Glutathione and Hearing Loss
The cochlea, one of the main components of the inner ear, can suffer oxidative damage from free radicals. This can then lead to the gradual loss of hearing as one ages. Glutathione present in the cochlea helps to counteract this process as well as to protect against ear damage caused by loud noises.
Glutathione's Effect on Eyesight
The near-exorbitant levels of glutathione in the lenses of the eyes assist in shielding them from UV radiation, which generates free radicals. Unless proper levels of glutathione and other antioxidants are maintained in the lenses, eye opacity could develop over time.
Glutathione and the Lungs
Our lungs inhale daily an alarming amount of harmful chemicals.
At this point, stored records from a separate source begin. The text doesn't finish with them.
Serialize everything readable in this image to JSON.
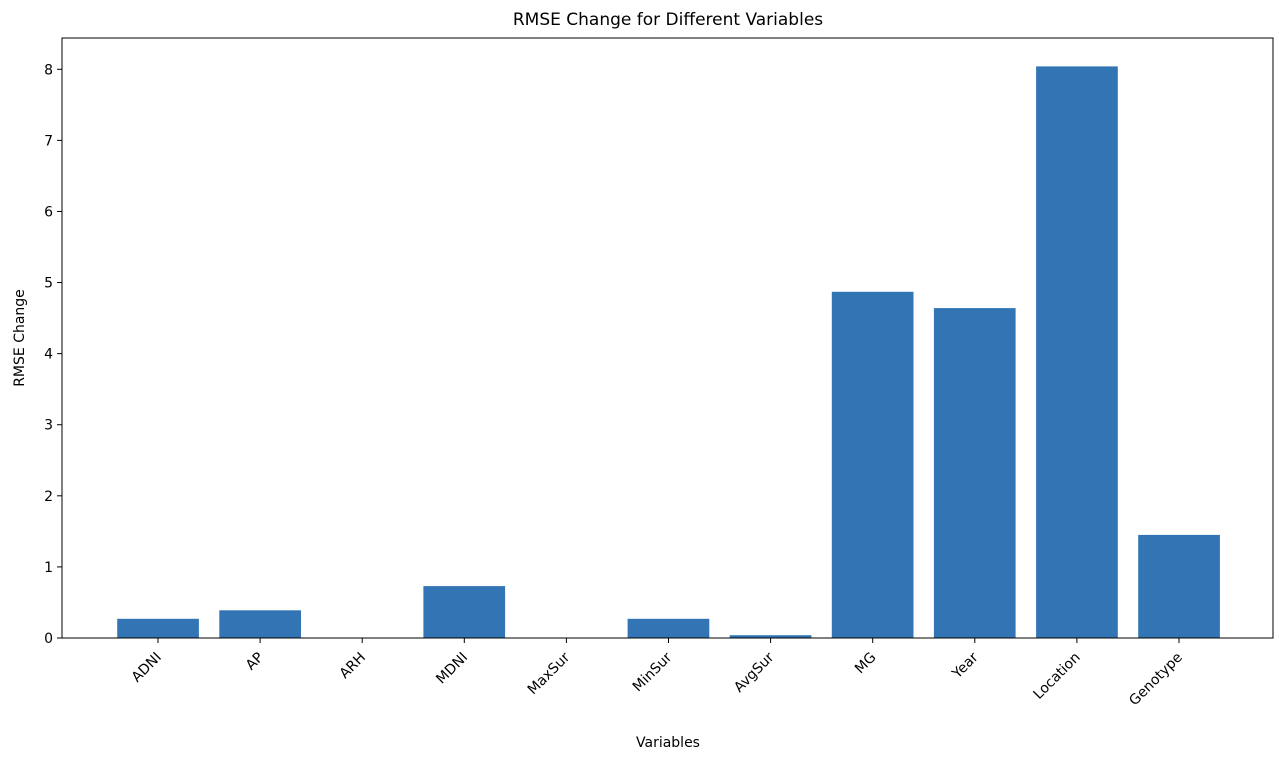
{
  "chart_data": {
    "type": "bar",
    "title": "RMSE Change for Different Variables",
    "xlabel": "Variables",
    "ylabel": "RMSE Change",
    "categories": [
      "ADNI",
      "AP",
      "ARH",
      "MDNI",
      "MaxSur",
      "MinSur",
      "AvgSur",
      "MG",
      "Year",
      "Location",
      "Genotype"
    ],
    "values": [
      0.27,
      0.39,
      0.0,
      0.73,
      0.0,
      0.27,
      0.04,
      4.87,
      4.64,
      8.04,
      1.45
    ],
    "ylim": [
      0,
      8.44
    ],
    "yticks": [
      0,
      1,
      2,
      3,
      4,
      5,
      6,
      7,
      8
    ],
    "bar_color": "#3274b4",
    "grid": false,
    "legend": "none",
    "xtick_rotation": "45"
  }
}
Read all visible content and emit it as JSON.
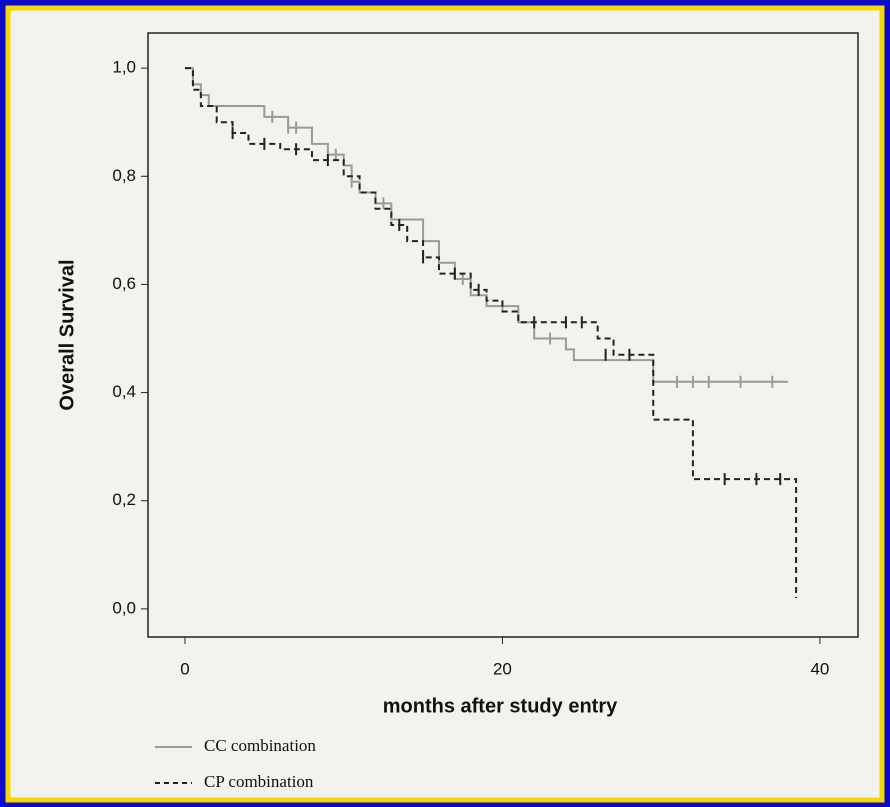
{
  "chart_data": {
    "type": "line",
    "step": true,
    "xlabel": "months after study entry",
    "ylabel": "Overall Survival",
    "xlim": [
      -2.33,
      42.4
    ],
    "ylim": [
      -0.052,
      1.065
    ],
    "xticks": [
      0,
      20,
      40
    ],
    "yticks": [
      {
        "value": 0,
        "label": "0,0"
      },
      {
        "value": 0.2,
        "label": "0,2"
      },
      {
        "value": 0.4,
        "label": "0,4"
      },
      {
        "value": 0.6,
        "label": "0,6"
      },
      {
        "value": 0.8,
        "label": "0,8"
      },
      {
        "value": 1,
        "label": "1,0"
      }
    ],
    "series": [
      {
        "name": "CC combination",
        "color": "#9a9a9a",
        "dash": "none",
        "x": [
          0,
          0.5,
          1,
          1.5,
          5,
          6.5,
          8,
          9,
          10,
          10.5,
          11,
          12,
          13,
          15,
          16,
          17,
          18,
          19,
          21,
          22,
          24,
          24.5,
          29.5,
          38
        ],
        "values": [
          1.0,
          0.97,
          0.95,
          0.93,
          0.91,
          0.89,
          0.86,
          0.84,
          0.82,
          0.79,
          0.77,
          0.75,
          0.72,
          0.68,
          0.64,
          0.61,
          0.58,
          0.56,
          0.53,
          0.5,
          0.48,
          0.46,
          0.42,
          0.42
        ],
        "censored_x": [
          5.5,
          6.5,
          7,
          9.5,
          10.5,
          12.5,
          17.5,
          20,
          23,
          31,
          32,
          33,
          35,
          37
        ],
        "censored_values": [
          0.91,
          0.89,
          0.89,
          0.84,
          0.79,
          0.75,
          0.61,
          0.56,
          0.5,
          0.42,
          0.42,
          0.42,
          0.42,
          0.42
        ]
      },
      {
        "name": "CP combination",
        "color": "#222222",
        "dash": "6 4",
        "x": [
          0,
          0.5,
          1,
          2,
          3,
          4,
          6,
          8,
          10,
          11,
          12,
          13,
          14,
          15,
          16,
          18,
          19,
          20,
          21,
          26,
          27,
          29.5,
          32,
          38.5
        ],
        "values": [
          1.0,
          0.96,
          0.93,
          0.9,
          0.88,
          0.86,
          0.85,
          0.83,
          0.8,
          0.77,
          0.74,
          0.71,
          0.68,
          0.65,
          0.62,
          0.59,
          0.57,
          0.55,
          0.53,
          0.5,
          0.47,
          0.35,
          0.24,
          0.02
        ],
        "censored_x": [
          3,
          5,
          7,
          9,
          13.5,
          15,
          17,
          18.5,
          22,
          24,
          25,
          26.5,
          28,
          34,
          36,
          37.5
        ],
        "censored_values": [
          0.88,
          0.86,
          0.85,
          0.83,
          0.71,
          0.65,
          0.62,
          0.59,
          0.53,
          0.53,
          0.53,
          0.47,
          0.47,
          0.24,
          0.24,
          0.24
        ]
      }
    ]
  }
}
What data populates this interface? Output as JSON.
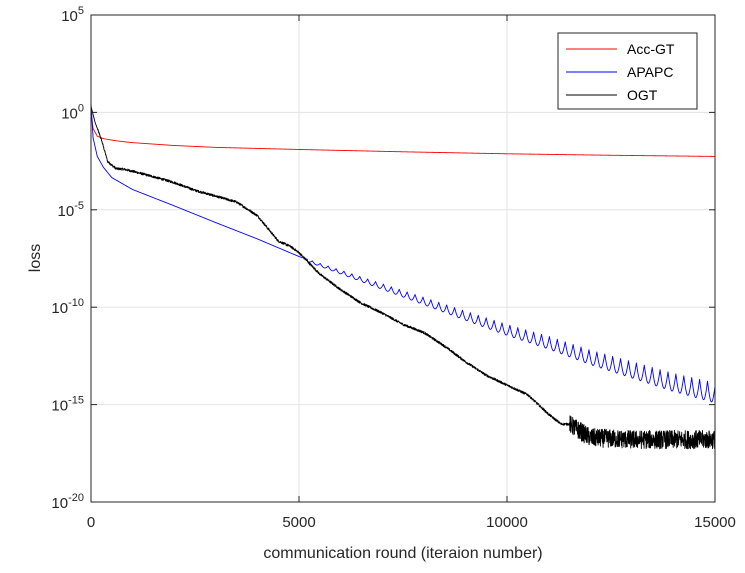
{
  "chart_data": {
    "type": "line",
    "title": "",
    "xlabel": "communication round (iteraion number)",
    "ylabel": "loss",
    "xlim": [
      0,
      15000
    ],
    "ylim": [
      1e-20,
      100000.0
    ],
    "yscale": "log",
    "grid": true,
    "legend_position": "top-right",
    "x_ticks": [
      {
        "value": 0,
        "label": "0"
      },
      {
        "value": 5000,
        "label": "5000"
      },
      {
        "value": 10000,
        "label": "10000"
      },
      {
        "value": 15000,
        "label": "15000"
      }
    ],
    "y_ticks": [
      {
        "exp": 5,
        "base": "10",
        "sup": "5"
      },
      {
        "exp": 0,
        "base": "10",
        "sup": "0"
      },
      {
        "exp": -5,
        "base": "10",
        "sup": "-5"
      },
      {
        "exp": -10,
        "base": "10",
        "sup": "-10"
      },
      {
        "exp": -15,
        "base": "10",
        "sup": "-15"
      },
      {
        "exp": -20,
        "base": "10",
        "sup": "-20"
      }
    ],
    "series": [
      {
        "name": "Acc-GT",
        "color": "#ff0000",
        "x": [
          0,
          50,
          150,
          300,
          600,
          1000,
          2000,
          3000,
          5000,
          7500,
          10000,
          12500,
          15000
        ],
        "y": [
          1.0,
          0.15,
          0.06,
          0.045,
          0.035,
          0.028,
          0.02,
          0.016,
          0.0125,
          0.0095,
          0.0075,
          0.0063,
          0.0055
        ]
      },
      {
        "name": "APAPC",
        "color": "#0000ff",
        "oscillation_start_x": 5200,
        "x": [
          0,
          50,
          150,
          300,
          500,
          1000,
          2000,
          3000,
          4000,
          5000,
          6000,
          7000,
          8000,
          9000,
          10000,
          11000,
          12000,
          13000,
          14000,
          15000
        ],
        "y": [
          3.0,
          0.05,
          0.0056,
          0.0015,
          0.00045,
          0.00011,
          1.6e-05,
          2.2e-06,
          3.2e-07,
          4e-08,
          8e-09,
          1.6e-09,
          3.2e-10,
          6.3e-11,
          1.3e-11,
          3.2e-12,
          6.3e-13,
          1.6e-13,
          4e-14,
          1.3e-14
        ]
      },
      {
        "name": "OGT",
        "color": "#000000",
        "noise_start_x": 11500,
        "x": [
          0,
          100,
          250,
          400,
          600,
          800,
          1000,
          1500,
          2000,
          2500,
          3000,
          3500,
          4000,
          4500,
          4800,
          5000,
          5500,
          6000,
          6500,
          7000,
          7500,
          8000,
          8500,
          9000,
          9500,
          10000,
          10500,
          11000,
          11300,
          11500,
          12000,
          13000,
          14000,
          15000
        ],
        "y": [
          2.0,
          0.3,
          0.04,
          0.003,
          0.0013,
          0.0012,
          0.00095,
          0.0005,
          0.00025,
          0.0001,
          5e-05,
          2.5e-05,
          5e-06,
          2.5e-07,
          1.3e-07,
          6.3e-08,
          5e-09,
          8e-10,
          1.6e-10,
          5e-11,
          1.3e-11,
          5e-12,
          1e-12,
          1.6e-13,
          3.2e-14,
          1e-14,
          3.2e-15,
          3.2e-16,
          1e-16,
          1e-16,
          2e-17,
          1.6e-17,
          1.6e-17,
          1.6e-17
        ]
      }
    ]
  }
}
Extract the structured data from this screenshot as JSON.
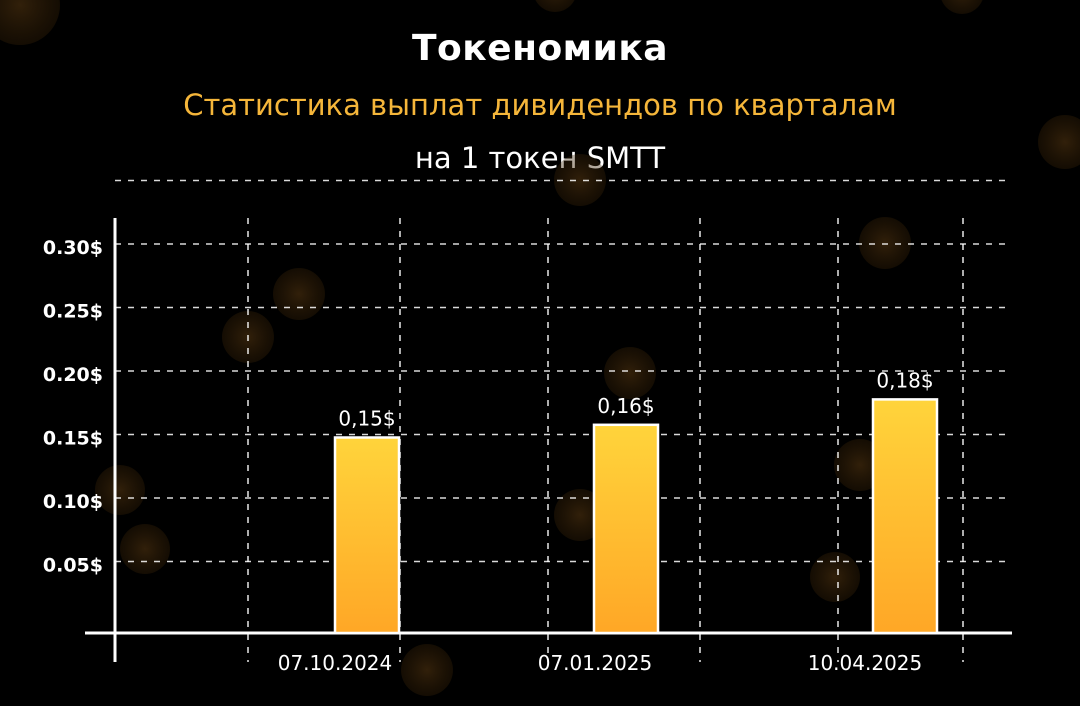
{
  "header": {
    "title": "Токеномика",
    "subtitle": "Статистика выплат дивидендов по кварталам",
    "subtitle2": "на 1 токен SMTT"
  },
  "colors": {
    "background": "#000000",
    "accent": "#f5b63a",
    "bar_top": "#ffd43b",
    "bar_bottom": "#ffa726",
    "bar_border": "#ffffff",
    "grid": "#ffffff",
    "text": "#ffffff"
  },
  "chart_data": {
    "type": "bar",
    "categories": [
      "07.10.2024",
      "07.01.2025",
      "10.04.2025"
    ],
    "values": [
      0.15,
      0.16,
      0.18
    ],
    "value_labels": [
      "0,15$",
      "0,16$",
      "0,18$"
    ],
    "yticks": [
      0.05,
      0.1,
      0.15,
      0.2,
      0.25,
      0.3
    ],
    "ytick_labels": [
      "0.05$",
      "0.10$",
      "0.15$",
      "0.20$",
      "0.25$",
      "0.30$"
    ],
    "ylim": [
      0,
      0.3
    ],
    "xlabel": "",
    "ylabel": "",
    "grid": true,
    "legend": "none"
  }
}
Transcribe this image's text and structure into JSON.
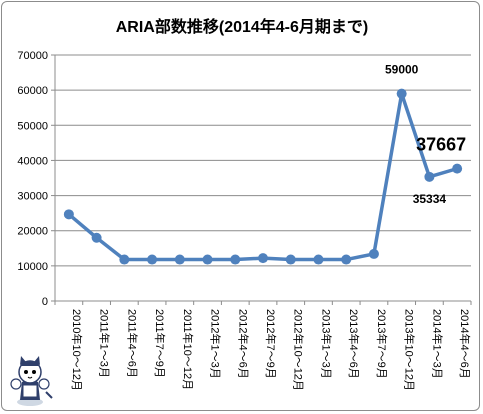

Glutathione residing in the lungs, however, detoxifies and removes these elements.
Glutathione and the Kidneys
The kidneys filter the blood, removing waste products. Glutathione assists the kidney in carrying out this detoxification process.
Glutathione and the Liver
The liver is the most important organ in the body for removing dangerous toxins before they have a chance to reach the blood stream. Glutathione is the single most important element that aids the liver in its detoxification functions. Additionally, if glutathione levels are down body-wide, your system can become overloaded. This then overloads the liver and can lead to liver damage.
What Can I DO to Bolster My Glutathione Levels?
There are three things everyone can do to build up their levels of glutathione:
- Eat healthy foods
- Live active lives
- Take helpful supplements
Eat Foods High in Sulfur
Cruciferous vegetables such as broccoli, cauliflower, kale, Brussels sprouts, and cabbage are high in the sulfur that glutathione is partly made out of. Other foods that increase glutathione production include: garlic, onions, avocados, and walnuts. Another great help is to consume bioactive whey protein found in all-natural, non-pasteurized milk.
Get Plenty of Exercise
By exercising, you will heighten your levels of glutathione. Aerobics, jogging, walking, weight lifting, sports activities, etc. are all good ways of getting this needed exercise.
Consider Taking Some Supplements
Since glutathione is absorbed into the body very poorly, it does little good to take it directly. But you can take a number of supplements that will help the body manufacture more glutathione. Some of these supplements include:
- N-acetyl-cysteine, a glutathione precursor
- Alpha lipoic acid, which boosts glutathione synthesis
- Nicotinamide adenine dinucleotide phosphate (NADP)
- Folate, vitamin B6, and vitamin B12
- Selenium, Zinc and Magnesium
- Milk thistle, which is used to fight liver disease
- Vitamins C and E
- Calcitriol, which increases glutathione levels in the brain
Glutathione is a little-known but highly essential bodily nutrient. It has a vast array of important functions to support the good health of numerous body organs. In fact, it is necessary in every cell of the body. It is the body's premier antioxidant and detoxifier, and it is also a great help for immune health. You can increase your body's glutathione levels through a high-sulfur diet, regular exercise, and indirect supplementation.